Postgresql – How simplify/optimize a search of keywords in two tables at the same time

functionsperformanceplpgsqlpostgresqlpostgresql-9.4query-performance

I'm trying to model a function which will be used by a search engine (of cars for the example).
The last version of PostgreSQL will be installed on a Windows server (I don't know server's specifications for the moment). The default Postgresql configuration will be used.
In this search engine, you can type many words and each word can correspond to a specific car part or a tag.
The function below seems to work but i have some doubts about its performance on the long term because the 'tag' table and the 'parts' table will constantly grow. We can consider that each table will have more than a million of row.
The fields cars.id, parts.id, cars_parts, cars_tags.id are declared as primary keys so there is an index on each of them.
Each item in "tags" table contain only one word. Items in "parts" can contain many word.
How can I improve simplify it and improve its performance ?

CREATE OR REPLACE FUNCTION search(keywords text[], itemsLimit int)
    RETURNS TABLE(nbr bigint, cars_id bigint, cars_name varchar, cars_description text) AS $$
DECLARE
    potential_parts text[];
    potential_tags text[]; 
    keyword text;
BEGIN
    FOREACH keyword IN ARRAY keywords
    LOOP
    potential_parts := array_append(potential_parts, '%' || keyword || '%');
    potential_tags := array_append(potential_tags, keyword || '%');
    END LOOP;

    RETURN QUERY
    SELECT COUNT(*) nb, id, name, description
    FROM (
        SELECT cars.id, cars.name, cars.description
        FROM cars
        INNER JOIN cars_parts CP ON cars.id = CP.car_id
        INNER JOIN parts P ON CP.part_id = P.id
        WHERE p.name ILIKE ANY(potential_parts)

        /* Duplicates required to get cars having (part + tag) on top,
         using an order by on the count */
        UNION ALL

        SELECT cars.id, cars.name, cars.description
        FROM cars
        INNER JOIN cars_tags CT ON cars.id = CT.car_id
        INNER JOIN tags T ON CT.tag_id = T.id
        WHERE T.name ILIKE ANY(potential_tags)
    ) ids
    GROUP BY id, name, description
    ORDER BY nb DESC
    LIMIT itemsLimit;
END;
$$ LANGUAGE plpgsql;

-- Example of call :
    SELECT * FROM search(array['Fast', 'Wheel-554D'], 10);

Best Answer

The default Postgresql configuration will be used.

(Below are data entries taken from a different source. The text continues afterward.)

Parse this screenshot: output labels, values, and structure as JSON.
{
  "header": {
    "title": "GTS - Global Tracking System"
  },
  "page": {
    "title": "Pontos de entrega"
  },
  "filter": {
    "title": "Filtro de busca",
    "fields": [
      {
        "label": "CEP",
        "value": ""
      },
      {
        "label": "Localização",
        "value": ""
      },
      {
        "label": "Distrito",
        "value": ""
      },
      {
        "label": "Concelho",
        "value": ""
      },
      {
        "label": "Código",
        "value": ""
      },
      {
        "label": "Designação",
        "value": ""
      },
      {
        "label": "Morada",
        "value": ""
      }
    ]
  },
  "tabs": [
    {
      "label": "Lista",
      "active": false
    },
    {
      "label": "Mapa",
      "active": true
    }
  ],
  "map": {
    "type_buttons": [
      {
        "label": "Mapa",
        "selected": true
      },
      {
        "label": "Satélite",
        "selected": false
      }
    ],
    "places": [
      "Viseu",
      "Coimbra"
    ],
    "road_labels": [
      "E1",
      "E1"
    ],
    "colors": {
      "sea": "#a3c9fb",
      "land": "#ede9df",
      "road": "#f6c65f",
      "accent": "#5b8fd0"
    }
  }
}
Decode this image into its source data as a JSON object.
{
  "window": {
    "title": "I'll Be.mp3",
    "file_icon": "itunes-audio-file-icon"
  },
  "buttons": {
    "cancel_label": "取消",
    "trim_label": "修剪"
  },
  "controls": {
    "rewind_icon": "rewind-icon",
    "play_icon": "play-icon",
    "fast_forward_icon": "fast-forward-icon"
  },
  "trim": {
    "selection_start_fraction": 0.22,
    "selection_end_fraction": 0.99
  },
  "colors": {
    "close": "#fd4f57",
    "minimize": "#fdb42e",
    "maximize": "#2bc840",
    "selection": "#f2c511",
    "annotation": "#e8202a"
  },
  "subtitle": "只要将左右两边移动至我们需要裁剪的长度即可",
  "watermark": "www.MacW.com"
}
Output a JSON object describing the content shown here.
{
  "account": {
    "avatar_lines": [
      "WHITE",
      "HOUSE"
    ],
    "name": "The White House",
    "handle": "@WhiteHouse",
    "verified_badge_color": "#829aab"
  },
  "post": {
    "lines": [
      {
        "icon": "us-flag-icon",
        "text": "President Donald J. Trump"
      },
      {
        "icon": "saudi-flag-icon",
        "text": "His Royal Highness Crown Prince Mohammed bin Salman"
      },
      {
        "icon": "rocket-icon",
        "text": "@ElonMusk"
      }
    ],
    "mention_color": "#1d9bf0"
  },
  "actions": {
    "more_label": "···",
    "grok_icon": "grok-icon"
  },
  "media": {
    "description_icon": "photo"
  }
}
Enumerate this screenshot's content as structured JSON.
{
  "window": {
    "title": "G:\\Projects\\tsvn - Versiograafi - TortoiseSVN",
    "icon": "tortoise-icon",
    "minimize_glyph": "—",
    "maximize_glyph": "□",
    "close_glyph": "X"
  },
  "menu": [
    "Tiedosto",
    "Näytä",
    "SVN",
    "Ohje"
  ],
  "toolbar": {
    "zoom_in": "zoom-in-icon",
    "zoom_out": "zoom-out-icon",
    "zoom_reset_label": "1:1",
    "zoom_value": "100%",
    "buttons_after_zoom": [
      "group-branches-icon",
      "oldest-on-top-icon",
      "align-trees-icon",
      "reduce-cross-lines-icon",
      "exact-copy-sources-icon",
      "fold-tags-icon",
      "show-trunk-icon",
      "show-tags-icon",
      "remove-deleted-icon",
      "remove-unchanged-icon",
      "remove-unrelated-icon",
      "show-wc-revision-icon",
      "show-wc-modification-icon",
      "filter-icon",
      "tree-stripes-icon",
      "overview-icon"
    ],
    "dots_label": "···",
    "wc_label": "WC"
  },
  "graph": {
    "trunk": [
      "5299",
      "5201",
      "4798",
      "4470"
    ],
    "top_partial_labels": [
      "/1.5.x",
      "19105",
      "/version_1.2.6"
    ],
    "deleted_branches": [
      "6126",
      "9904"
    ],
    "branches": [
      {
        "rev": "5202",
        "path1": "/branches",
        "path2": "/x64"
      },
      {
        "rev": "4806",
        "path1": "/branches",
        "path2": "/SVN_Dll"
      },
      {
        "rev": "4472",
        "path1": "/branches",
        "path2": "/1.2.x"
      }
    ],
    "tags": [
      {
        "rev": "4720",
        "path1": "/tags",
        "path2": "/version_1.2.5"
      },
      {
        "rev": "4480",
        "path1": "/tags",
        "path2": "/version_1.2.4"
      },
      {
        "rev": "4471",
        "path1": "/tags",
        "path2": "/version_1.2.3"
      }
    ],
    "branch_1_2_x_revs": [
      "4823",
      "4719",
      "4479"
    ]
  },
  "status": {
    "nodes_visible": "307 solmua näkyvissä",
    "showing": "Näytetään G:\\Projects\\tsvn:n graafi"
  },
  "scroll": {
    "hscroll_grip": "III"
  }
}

The default PostgreSQL configuration is meant to be adequate for smallish servers. If you are worried about scalability, which you seem to be, then restricting yourself to using the default configuration is going to be a poor plan.

WHERE p.name ILIKE ANY(potential_parts)

You are probably going to want a trgm_ops index on p.name, and similarly on T.name

You might also need to add user-space code which prevents people from searching on things of less than 3 or 4 characters.

We can consider that each table will have more than a million of row.

Make a million rows of dummy data, and see what happens. No use speculating when you can just do it.